Excitingly, Wealthsimple’s acquisition of SimpleTax signifies a breakthrough, while highlighting tax preparers as the indispensable experts of the financial realm

SimpleTax acquired by Wealthsimple

Last month, Wealthsimple bought SimpleTax, an online service in BC that lets people do their own taxes. This is a small acquisition for a company that just raised $130 million earlier this year. SimpleTax has about ten employees.

Wealthsimple bought SimpleTax

SimpleTax is known for its great, easy-to-use interface and “pay what you want” pricing model.

Wealthsimple started out as a robo-advisor and has since added savings accounts and commission-free trading. This purchase fits in with their big plans. Wealthsimple wants to be a contender in the famous “War to be the One Financial Bundle to Rule Over Money,” or “War for the Primification of Finance.

There are interesting things about the tax prep market. Think about data, which is what digital disruptors are always talking about. Tax preparers are like urologists when it comes to money. They can ask you very probing questions about yourself, and that’s fine.
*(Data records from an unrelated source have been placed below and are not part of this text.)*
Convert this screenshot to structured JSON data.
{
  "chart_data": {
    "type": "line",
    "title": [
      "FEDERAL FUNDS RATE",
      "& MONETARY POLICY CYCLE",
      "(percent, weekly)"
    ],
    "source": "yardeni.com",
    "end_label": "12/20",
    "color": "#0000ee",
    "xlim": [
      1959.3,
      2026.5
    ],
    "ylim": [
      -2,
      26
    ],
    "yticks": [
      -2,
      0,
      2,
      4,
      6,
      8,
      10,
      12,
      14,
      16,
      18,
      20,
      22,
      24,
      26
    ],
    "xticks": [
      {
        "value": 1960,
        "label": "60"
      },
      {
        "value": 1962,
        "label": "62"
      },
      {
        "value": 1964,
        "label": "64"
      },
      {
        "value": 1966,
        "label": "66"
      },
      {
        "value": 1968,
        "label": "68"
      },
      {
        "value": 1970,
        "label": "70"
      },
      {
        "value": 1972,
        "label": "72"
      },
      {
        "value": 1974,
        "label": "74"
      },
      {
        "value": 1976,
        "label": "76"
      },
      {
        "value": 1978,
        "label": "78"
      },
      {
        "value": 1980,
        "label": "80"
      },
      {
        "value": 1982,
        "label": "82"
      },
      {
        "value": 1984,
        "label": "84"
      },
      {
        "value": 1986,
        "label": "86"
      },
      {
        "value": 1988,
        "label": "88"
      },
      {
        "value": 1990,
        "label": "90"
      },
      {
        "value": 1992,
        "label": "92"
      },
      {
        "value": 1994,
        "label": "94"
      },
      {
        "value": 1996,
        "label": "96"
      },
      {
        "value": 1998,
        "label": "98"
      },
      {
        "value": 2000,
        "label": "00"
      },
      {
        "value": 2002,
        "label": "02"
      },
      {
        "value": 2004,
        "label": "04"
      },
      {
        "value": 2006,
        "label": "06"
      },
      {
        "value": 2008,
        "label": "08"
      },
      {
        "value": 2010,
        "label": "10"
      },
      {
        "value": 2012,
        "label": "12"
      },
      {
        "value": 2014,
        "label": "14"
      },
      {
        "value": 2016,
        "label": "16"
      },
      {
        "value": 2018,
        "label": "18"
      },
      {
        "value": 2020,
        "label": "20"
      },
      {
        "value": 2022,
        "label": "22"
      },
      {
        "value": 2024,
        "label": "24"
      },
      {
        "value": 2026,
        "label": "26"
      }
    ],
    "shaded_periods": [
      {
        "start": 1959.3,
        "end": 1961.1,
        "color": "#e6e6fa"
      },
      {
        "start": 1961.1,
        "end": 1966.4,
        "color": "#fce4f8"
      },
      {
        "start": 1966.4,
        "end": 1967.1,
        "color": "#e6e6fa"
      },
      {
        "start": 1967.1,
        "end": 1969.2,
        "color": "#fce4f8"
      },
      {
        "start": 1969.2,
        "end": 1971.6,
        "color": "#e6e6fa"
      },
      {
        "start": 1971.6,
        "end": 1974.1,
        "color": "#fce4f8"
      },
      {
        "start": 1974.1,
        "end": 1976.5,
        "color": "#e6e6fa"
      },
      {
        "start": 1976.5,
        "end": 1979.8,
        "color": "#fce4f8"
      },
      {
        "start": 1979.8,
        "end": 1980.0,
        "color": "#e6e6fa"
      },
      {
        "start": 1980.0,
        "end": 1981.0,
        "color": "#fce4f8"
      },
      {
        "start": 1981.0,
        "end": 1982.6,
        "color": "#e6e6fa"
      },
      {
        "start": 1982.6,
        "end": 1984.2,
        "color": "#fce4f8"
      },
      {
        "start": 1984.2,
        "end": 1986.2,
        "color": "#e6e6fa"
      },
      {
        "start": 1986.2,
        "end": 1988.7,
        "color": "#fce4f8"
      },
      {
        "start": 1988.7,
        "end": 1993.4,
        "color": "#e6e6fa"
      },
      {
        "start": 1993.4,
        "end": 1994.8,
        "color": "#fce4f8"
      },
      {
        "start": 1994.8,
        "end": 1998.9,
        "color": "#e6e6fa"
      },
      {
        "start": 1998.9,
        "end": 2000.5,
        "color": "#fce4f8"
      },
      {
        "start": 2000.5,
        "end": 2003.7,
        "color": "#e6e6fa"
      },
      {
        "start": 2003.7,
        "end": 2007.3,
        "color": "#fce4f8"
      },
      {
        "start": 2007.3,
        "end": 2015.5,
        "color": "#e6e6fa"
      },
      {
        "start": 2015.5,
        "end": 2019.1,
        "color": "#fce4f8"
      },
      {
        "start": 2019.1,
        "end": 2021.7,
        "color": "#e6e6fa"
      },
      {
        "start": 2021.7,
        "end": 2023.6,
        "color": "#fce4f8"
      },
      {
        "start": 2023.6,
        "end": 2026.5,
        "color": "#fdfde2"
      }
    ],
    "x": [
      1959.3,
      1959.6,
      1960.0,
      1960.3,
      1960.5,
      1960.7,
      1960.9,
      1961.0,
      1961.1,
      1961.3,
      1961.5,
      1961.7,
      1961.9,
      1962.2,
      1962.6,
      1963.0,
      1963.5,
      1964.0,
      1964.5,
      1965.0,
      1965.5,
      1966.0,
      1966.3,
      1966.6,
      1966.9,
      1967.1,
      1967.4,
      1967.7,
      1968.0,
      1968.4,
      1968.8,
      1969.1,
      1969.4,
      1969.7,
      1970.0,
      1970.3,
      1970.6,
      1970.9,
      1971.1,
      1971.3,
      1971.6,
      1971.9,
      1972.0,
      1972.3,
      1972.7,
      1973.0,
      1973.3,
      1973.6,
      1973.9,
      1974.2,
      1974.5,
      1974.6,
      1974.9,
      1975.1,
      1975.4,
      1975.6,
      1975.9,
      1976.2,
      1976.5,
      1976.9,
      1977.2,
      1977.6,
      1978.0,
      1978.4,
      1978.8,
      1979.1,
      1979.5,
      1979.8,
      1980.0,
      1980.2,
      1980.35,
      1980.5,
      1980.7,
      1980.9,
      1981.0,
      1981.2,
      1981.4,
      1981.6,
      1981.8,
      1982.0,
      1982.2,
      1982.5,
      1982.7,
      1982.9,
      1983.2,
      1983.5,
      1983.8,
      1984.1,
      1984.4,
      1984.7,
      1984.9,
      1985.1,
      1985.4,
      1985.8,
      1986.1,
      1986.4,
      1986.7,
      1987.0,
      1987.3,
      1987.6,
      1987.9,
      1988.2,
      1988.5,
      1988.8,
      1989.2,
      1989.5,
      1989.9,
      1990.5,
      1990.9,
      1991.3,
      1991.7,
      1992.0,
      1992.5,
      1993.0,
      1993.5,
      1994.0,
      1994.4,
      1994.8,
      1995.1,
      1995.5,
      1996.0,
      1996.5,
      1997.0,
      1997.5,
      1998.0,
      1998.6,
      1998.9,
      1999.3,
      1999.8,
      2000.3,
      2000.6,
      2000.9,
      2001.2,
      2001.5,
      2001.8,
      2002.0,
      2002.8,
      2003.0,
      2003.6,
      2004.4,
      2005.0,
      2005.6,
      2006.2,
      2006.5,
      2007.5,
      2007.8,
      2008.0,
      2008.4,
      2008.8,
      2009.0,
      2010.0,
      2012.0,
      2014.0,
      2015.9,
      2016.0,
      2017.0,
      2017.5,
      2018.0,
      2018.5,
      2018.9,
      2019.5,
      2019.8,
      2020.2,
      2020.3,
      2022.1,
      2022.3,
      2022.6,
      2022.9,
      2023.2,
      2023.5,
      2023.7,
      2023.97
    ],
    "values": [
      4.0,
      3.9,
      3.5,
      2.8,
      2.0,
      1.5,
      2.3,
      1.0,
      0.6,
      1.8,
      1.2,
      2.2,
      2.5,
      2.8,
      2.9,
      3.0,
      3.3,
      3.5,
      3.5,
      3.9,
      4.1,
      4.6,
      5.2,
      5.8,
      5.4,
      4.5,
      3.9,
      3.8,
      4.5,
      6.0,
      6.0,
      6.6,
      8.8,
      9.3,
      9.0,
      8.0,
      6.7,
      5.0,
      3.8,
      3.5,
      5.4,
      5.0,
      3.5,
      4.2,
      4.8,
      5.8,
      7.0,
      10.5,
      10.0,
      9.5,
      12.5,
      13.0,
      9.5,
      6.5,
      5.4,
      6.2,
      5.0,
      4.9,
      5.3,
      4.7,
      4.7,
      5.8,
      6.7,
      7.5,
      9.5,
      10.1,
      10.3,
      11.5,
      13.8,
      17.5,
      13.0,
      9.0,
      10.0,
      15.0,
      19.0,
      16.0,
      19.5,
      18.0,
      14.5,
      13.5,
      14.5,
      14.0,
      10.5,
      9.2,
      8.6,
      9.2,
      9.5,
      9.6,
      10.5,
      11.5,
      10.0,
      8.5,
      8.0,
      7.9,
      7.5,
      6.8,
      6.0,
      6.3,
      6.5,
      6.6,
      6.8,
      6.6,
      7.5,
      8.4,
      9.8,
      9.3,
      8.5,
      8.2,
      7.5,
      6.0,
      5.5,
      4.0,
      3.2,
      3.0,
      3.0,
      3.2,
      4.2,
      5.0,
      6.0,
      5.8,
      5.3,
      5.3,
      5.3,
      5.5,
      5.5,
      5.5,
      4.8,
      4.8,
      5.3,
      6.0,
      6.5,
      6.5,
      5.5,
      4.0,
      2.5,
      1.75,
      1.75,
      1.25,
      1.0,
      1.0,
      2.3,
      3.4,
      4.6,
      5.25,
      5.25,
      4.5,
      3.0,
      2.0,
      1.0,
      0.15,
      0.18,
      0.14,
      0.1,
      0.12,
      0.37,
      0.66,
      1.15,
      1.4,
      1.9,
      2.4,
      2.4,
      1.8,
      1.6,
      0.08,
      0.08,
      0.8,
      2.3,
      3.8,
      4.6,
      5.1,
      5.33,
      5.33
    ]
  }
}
Your tax preparation service (or software) will know a huge amount of personal information about you, such as your income, employer, marital status, number of dependents, and medical bills. It’s the perfect Trojan horse to get into someone’s home finances.

The rise of “bank-killing” fintechs has not quite lived up to the hype. This is because the cost of getting new clients was higher than expected. Tax prep could be a cheap way to find new clients. It’s easier to get people to agree on tax than to get them to move all their savings to Wealthsimple. It’s something that everyone who works has in common.

Another thing about the market for tax preparation is that it is almost totally unregulated. There are no requirements to be a tax preparer. There is no one in charge of keeping an eye on the industry.

Not all of personal finance is about picking ETFs. What a financial planner can do for you is pretty limited. A person who manages money even more so. Everyone needs a “financial concierge” or a personal chief financial officer. Someone who knows everything about your finances (income, assets, debts, insurance needs, etc.) There’s also the boring work of administration, which is mostly driven by taxes.

A lot of people aren’t even organized enough to know how much they can put into their RRSPs. But the average person can’t afford to hire a personal CFO, unless it’s done by software. The lower end of the retail financial services market will be dominated by software.

Wealthsimple talks about “exploring ways to offer a more complete product experience” and lowering “financial friction.” It’s not hard to see why. When you go to contribute to your RRSP, they’ll know exactly how much you can put in.

Then, when you get your tax refund, you’ll get suggestions on how to invest it wisely. Consumers don’t want to have to deal with multiple financial middlemen, re-enter their information over and over, and prove that they are not drug dealers laundering money.

That’s what the Primification of Finance says it will do.

Wealthsimple is the only competitor in Canada that is worth keeping an eye on. Its only competition comes from outside the country. (Like Revolut, which is about to launch here).

In the past, banks didn’t care much about the tax preparation market, except for their more expensive trust and estate services. Of course, banks don’t need tax services to get customers because the checking account is already their killer app. In Europe, a lot of fintech companies are going straight for this core bank product. Is tax a smarter, more sensible, and more strategic way to get new customers?

When journalists ask Michael Katchen if his plan is to be bought by a bank, he says, “No, I want to be the bank, but even stronger.”

Is it too soon for the Competition Bureau to be looking at Wealthsimple? Certainly not. I think Michael Katchen has a plan like Jeff Bezos, and it’s right in front of us. He doesn’t hide the fact that he wants to replace banks as his clients’ main relationship. He is so far ahead of the other digital disruptors in his area that it will be hard for them to catch up. On the other hand, there are still a lot of opportunities for urology clinics.